Para superarmos esse passado e imaginarmos um outro futuro, um primeiro passo é reconhecer que os que mais cultivam a democracia na cidade estão nas favelas e periferias. Mais especificamente, em seus coletivos e organizações que, há décadas, e cotidianamente, vêm lutando pelo direito a vida, educação, saúde, saneamento, cultura e outros direitos urbanos. Um segundo passo é reconhecer que são justamente eles os mais ameaçados pela simbiose em curso entre milícia e narcotráfico.
Diante desses grupos que controlam o acesso a bens de consumo nas favelas (inclusive a habitação) e que reúnem grande poder armamentista e penetração no sistema político, as trincheiras de defesa da cidade democrática no coração das favelas tendem a ficar cada vez mais vulneráveis. Daí que o cerco à narcomilícia não deva se reduzir ao necessário trabalho policial, que tem avançado com a bem-vinda participação da Polícia Federal. Para defender a democracia, também precisaremos conferir atenção especial aos danos que a narcomilícia produz no tecido da sociedade civil.
Historicamente, o Rio vem construindo redes envolvendo universidades, instituições de pesquisa e organizações de favelas e periferias. É relevante que, recentemente, Faperj e Fiocruz venham abrindo editais voltados para tais organizações. A isso se juntam trabalhos já sólidos de inúmeras organizações, de que são bons exemplos a Casa Fluminense, a Redes da Maré, o Grupo ECO Santa Marta, o Instituto Maria e João Aleixo e uma gama diversa de iniciativas como o Dicionário de Favelas Marielle Franco, o Plano do CPX, a Expo Favela e o recém-criado Centro de Pesquisas PUC-Rio – Rocinha (Unir).

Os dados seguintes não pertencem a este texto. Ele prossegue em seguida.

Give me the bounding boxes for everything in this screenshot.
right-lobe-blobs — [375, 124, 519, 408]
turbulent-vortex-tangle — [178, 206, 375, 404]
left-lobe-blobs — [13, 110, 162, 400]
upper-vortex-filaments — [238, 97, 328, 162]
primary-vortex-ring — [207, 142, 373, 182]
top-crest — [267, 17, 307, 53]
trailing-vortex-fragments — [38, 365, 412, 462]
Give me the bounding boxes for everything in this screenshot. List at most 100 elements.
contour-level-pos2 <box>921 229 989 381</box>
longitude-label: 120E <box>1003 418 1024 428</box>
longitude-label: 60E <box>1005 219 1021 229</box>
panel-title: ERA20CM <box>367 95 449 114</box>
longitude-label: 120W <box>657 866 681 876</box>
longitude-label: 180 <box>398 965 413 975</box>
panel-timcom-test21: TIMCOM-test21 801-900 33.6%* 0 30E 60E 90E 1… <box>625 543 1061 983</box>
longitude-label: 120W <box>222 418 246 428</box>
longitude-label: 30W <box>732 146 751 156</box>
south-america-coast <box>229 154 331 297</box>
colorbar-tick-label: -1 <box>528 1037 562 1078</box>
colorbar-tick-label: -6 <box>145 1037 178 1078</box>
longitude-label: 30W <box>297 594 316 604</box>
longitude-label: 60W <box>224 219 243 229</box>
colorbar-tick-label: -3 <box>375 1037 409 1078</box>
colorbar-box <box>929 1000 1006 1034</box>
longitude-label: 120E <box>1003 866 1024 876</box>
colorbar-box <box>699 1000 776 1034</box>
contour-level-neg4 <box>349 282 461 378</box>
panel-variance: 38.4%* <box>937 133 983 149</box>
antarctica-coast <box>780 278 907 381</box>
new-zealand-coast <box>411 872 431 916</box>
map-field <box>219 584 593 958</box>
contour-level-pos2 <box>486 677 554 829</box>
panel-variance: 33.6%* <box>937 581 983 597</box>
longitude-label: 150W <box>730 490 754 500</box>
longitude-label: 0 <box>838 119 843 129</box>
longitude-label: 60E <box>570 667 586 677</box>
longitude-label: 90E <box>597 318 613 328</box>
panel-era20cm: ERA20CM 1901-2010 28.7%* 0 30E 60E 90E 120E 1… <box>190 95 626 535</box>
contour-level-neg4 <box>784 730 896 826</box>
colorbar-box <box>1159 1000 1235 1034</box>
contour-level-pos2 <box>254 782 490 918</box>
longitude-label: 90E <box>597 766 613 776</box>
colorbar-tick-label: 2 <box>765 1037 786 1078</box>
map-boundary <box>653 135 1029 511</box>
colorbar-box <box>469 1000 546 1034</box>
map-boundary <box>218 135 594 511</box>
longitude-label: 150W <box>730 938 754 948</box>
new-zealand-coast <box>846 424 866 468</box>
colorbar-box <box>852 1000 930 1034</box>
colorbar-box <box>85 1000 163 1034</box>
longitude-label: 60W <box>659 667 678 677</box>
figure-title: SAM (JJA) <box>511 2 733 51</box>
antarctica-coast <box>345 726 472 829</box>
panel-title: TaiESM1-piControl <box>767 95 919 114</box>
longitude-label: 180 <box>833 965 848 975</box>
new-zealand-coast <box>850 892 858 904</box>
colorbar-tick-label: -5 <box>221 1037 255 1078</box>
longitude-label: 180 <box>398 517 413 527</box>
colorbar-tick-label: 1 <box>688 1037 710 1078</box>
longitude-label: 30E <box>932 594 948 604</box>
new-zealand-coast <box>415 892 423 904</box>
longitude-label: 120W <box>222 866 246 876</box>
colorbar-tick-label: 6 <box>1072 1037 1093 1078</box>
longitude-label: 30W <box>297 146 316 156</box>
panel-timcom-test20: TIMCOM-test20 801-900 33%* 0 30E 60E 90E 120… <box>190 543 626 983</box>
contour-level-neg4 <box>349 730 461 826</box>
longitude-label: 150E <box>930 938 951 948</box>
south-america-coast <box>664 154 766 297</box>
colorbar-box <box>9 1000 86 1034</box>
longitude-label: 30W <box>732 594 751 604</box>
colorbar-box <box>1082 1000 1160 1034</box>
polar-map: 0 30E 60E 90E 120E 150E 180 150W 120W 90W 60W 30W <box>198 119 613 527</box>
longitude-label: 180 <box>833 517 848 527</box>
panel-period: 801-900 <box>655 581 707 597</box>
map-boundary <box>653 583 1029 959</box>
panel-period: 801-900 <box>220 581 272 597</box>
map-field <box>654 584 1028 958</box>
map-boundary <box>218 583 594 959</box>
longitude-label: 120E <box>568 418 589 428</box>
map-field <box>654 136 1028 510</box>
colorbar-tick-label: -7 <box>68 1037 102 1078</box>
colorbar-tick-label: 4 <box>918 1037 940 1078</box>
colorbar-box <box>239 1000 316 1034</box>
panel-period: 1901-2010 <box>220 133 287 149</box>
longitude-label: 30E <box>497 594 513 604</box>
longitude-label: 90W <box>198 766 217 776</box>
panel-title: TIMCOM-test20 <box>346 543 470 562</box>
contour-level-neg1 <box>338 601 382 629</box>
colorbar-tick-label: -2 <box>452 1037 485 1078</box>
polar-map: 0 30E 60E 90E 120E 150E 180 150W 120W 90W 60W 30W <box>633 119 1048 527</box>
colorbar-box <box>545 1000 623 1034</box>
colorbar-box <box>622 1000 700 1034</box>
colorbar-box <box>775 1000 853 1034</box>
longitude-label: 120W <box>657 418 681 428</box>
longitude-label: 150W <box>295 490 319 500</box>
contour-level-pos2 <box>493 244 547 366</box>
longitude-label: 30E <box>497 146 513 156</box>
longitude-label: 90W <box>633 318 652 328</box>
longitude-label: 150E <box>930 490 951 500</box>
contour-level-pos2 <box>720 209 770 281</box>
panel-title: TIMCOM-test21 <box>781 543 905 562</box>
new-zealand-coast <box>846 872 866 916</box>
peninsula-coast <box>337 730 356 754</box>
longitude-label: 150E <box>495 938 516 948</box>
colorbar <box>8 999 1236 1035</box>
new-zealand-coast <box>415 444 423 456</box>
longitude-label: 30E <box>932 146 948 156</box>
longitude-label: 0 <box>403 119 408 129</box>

Essas organizações e iniciativas, e muitas outras não citadas, evidenciam que o Rio dispõe de um consistente capital social e político, formado em torno de redes horizontais, que vivificam o compromisso com a universalização do direito aos bens de cidade e que contribuem para romper com a segregação urbana derivada do estigma da favela. Mas é preciso investir mais na sinergia entre essas ações e apostar em seu caráter estratégico. Fortalecidas, essas redes contribuem para a agenda antirracista e erguem barreiras simbólicas e políticas em face da expansão da narcomilícia que, com sua lógica mafiosa de extração de lucro e concentração de poder, afronta a cidade e a democracia.